The Caatinga cacholote is monotypic. However, what is now the grey-crested cacholote (P. unirufa) was previously considered a subspecies of it. The two-subspecies P. cristata was then called the rufous cacholote. The two taxa were split following the data in a paper published in 2000.

==Description==

The Caatinga cacholote is 25 to 26 cm long. It is a large, crested, furnariid with a long bill. The sexes have the same plumage. Adults are mostly bright reddish-rufous that is somewhat paler on their underparts. Their flight feathers have fuscous tips and the ends of the tail feathers lack barbs. Their iris is yellow. Juveniles have a shorter crest than adults, with some dusky streaks or bars on the face and underparts and a bluish gray iris.

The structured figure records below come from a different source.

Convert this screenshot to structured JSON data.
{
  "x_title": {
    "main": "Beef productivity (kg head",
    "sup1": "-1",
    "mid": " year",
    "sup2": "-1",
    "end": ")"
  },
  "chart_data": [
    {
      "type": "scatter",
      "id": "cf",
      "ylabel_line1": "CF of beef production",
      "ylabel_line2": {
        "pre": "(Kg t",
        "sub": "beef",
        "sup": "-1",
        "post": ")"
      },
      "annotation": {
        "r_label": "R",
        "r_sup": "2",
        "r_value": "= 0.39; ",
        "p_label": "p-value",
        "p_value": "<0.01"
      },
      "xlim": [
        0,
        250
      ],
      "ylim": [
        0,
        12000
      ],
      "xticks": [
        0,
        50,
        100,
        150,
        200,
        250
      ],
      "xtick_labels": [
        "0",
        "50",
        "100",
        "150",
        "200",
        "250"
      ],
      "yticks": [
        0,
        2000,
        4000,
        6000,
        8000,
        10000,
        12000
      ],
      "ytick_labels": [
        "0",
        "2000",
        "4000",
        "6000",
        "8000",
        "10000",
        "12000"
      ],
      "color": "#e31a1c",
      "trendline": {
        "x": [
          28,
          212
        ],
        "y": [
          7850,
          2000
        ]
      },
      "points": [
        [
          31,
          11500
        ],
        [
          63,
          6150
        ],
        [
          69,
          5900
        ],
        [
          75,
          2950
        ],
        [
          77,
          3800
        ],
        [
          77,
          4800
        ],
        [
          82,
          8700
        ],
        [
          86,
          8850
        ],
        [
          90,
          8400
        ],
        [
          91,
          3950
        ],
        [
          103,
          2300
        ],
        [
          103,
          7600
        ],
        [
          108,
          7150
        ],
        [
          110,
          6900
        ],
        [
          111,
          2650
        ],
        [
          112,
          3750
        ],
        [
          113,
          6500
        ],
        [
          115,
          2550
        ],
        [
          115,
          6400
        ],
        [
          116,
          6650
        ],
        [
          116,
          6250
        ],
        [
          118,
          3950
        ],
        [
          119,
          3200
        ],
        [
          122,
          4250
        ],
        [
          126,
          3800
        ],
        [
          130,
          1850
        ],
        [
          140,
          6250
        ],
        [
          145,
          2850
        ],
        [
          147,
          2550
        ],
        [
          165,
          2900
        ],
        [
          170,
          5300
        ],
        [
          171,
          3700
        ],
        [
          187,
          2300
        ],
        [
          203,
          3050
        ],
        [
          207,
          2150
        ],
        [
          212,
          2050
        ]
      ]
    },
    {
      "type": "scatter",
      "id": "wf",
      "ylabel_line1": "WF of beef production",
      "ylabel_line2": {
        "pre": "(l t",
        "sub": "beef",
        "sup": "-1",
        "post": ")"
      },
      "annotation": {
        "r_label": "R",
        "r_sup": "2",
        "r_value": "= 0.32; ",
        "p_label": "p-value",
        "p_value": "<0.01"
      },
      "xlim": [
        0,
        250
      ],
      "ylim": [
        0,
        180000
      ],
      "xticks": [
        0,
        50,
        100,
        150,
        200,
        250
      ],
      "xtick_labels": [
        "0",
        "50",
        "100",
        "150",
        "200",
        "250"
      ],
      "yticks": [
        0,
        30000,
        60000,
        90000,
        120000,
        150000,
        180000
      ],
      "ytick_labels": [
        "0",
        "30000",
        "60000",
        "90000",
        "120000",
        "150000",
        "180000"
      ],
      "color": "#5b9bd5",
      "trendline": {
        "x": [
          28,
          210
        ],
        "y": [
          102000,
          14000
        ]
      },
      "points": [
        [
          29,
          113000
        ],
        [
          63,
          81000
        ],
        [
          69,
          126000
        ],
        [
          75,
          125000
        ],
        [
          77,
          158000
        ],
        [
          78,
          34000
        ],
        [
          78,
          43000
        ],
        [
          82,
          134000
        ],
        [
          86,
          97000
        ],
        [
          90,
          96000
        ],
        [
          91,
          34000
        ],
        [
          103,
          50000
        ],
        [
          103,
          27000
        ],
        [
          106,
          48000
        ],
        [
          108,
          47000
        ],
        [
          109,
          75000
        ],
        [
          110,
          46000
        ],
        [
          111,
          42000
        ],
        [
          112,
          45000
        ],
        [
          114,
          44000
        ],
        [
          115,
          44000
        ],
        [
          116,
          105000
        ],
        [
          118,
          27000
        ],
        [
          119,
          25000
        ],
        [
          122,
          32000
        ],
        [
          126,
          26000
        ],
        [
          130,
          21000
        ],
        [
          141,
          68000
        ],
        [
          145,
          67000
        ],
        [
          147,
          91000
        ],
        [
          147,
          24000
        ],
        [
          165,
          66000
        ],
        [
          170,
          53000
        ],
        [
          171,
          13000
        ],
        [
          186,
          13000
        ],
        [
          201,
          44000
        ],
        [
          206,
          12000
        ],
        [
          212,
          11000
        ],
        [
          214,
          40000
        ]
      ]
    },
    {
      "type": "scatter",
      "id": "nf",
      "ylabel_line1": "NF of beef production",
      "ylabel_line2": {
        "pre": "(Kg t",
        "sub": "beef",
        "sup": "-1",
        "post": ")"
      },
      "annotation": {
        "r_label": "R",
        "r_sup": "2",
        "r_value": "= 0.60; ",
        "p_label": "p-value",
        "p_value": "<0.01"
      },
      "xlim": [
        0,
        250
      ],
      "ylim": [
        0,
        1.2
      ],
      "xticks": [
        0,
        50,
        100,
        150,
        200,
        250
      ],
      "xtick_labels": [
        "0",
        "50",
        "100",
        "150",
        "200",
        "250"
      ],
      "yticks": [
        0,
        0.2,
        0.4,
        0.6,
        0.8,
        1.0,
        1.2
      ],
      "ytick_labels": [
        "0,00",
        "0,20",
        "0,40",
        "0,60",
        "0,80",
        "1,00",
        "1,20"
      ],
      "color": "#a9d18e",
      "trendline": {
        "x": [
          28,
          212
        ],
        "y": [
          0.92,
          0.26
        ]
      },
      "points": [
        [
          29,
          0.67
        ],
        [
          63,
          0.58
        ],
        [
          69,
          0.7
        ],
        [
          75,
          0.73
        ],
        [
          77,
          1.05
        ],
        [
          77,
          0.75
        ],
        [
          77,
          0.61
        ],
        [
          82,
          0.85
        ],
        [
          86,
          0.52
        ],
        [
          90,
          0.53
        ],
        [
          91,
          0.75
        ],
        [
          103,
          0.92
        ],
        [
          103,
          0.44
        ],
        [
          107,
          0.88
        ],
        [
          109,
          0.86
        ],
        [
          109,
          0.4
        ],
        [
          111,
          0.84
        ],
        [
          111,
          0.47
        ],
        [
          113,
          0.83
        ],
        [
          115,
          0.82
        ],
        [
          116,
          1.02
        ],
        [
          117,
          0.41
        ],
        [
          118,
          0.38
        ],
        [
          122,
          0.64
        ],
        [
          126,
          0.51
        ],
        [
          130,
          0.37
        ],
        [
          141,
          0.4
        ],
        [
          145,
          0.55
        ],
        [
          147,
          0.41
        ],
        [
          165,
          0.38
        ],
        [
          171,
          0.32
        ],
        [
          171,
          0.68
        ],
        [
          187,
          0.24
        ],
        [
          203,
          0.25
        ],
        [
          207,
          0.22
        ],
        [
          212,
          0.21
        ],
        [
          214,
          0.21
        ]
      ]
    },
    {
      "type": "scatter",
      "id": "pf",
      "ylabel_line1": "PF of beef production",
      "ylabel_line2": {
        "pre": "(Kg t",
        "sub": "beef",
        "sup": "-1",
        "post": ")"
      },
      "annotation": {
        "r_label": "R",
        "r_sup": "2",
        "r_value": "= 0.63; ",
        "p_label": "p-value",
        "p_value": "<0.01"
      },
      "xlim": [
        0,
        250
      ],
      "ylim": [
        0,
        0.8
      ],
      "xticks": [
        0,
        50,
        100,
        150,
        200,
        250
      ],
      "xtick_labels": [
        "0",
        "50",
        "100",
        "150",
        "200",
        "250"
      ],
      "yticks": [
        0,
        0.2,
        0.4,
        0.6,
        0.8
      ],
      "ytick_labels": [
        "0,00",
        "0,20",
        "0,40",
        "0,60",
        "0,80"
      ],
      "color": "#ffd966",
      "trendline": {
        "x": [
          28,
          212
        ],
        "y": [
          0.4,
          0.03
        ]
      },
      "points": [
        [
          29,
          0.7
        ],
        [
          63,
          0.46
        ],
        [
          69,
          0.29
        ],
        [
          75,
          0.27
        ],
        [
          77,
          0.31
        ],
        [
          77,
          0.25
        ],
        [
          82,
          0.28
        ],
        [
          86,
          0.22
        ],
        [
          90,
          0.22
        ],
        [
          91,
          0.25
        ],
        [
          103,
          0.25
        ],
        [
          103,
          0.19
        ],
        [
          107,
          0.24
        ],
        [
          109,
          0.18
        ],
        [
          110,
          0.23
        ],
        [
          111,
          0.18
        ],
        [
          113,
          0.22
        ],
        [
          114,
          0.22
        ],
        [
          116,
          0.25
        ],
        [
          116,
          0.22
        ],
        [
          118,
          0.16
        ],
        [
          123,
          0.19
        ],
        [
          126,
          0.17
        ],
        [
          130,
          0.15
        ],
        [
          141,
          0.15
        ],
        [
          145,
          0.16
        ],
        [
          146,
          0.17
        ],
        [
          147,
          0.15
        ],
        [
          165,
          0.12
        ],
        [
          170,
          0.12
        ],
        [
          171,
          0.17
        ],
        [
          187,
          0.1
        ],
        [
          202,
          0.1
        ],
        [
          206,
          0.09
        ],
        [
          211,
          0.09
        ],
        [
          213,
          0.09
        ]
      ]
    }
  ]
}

==Distribution and habitat==

The Caatinga cacholote is found in eastern Brazil in an area bounded roughly by eastern Maranhão, Paraíba, and central Minas Gerais. It inhabits the woodlands and scrub of the Caatinga biome and also tropical deciduous forest. Away from areas of dense human population it is common around dwellings. In elevation it ranges from 50 to 500 m.

==Behavior==
===Movement===

The Caatinga cacholote is a year-round resident throughout its range.

===Feeding===

The Caatinga cacholote feeds on arthropods and plant material. It usually forages in pairs and usually on the ground, where it probes and digs for its prey.

===Breeding===

The Caatinga cacholote's breeding season has not been defined. Though the species is believed to be mostly monogamous, several observations of breeding pairs included up to four apparent adults, all of whom provisioned nestlings. It is not known if the helpers are related or not to the primary pair. Its nest is a mass of thorny sticks that is typically twice as long as it is wide, placed in a tree fork or on a utility pole. An entrance tunnel near its top leads to an inner chamber lined with pieces of bark and snake skin. One nest in Ceará incorporated a large number of anthropogenic materials including razor blades, a fork, plastic items and fragments, paper, and barbed wire. The clutch size, incubation period, time to fledging, and further details of parental care are not known.

===Vocalization===

The Caatinga cacholote typically sings in duet. One bird, thought to be the male, "gives a long series of well-spaced, very loud, piercing 'tjew' notes". The presumed female replies with "a series of 15–35 well-spaced buzzy 'zjeep' notes". The species' call is "a single 'chuk' ".

==Status==

The IUCN has assessed the Caatinga cacholote as being of Least Concern. It has large range and an unknown population size that is believed to be increasing. No immediate threats have been identified. It is considered common "especially where caatinga [is] severely degraded or overgrazed" and has "extended its range locally where forest has been cleared". In addition, it occurs in several protected areas.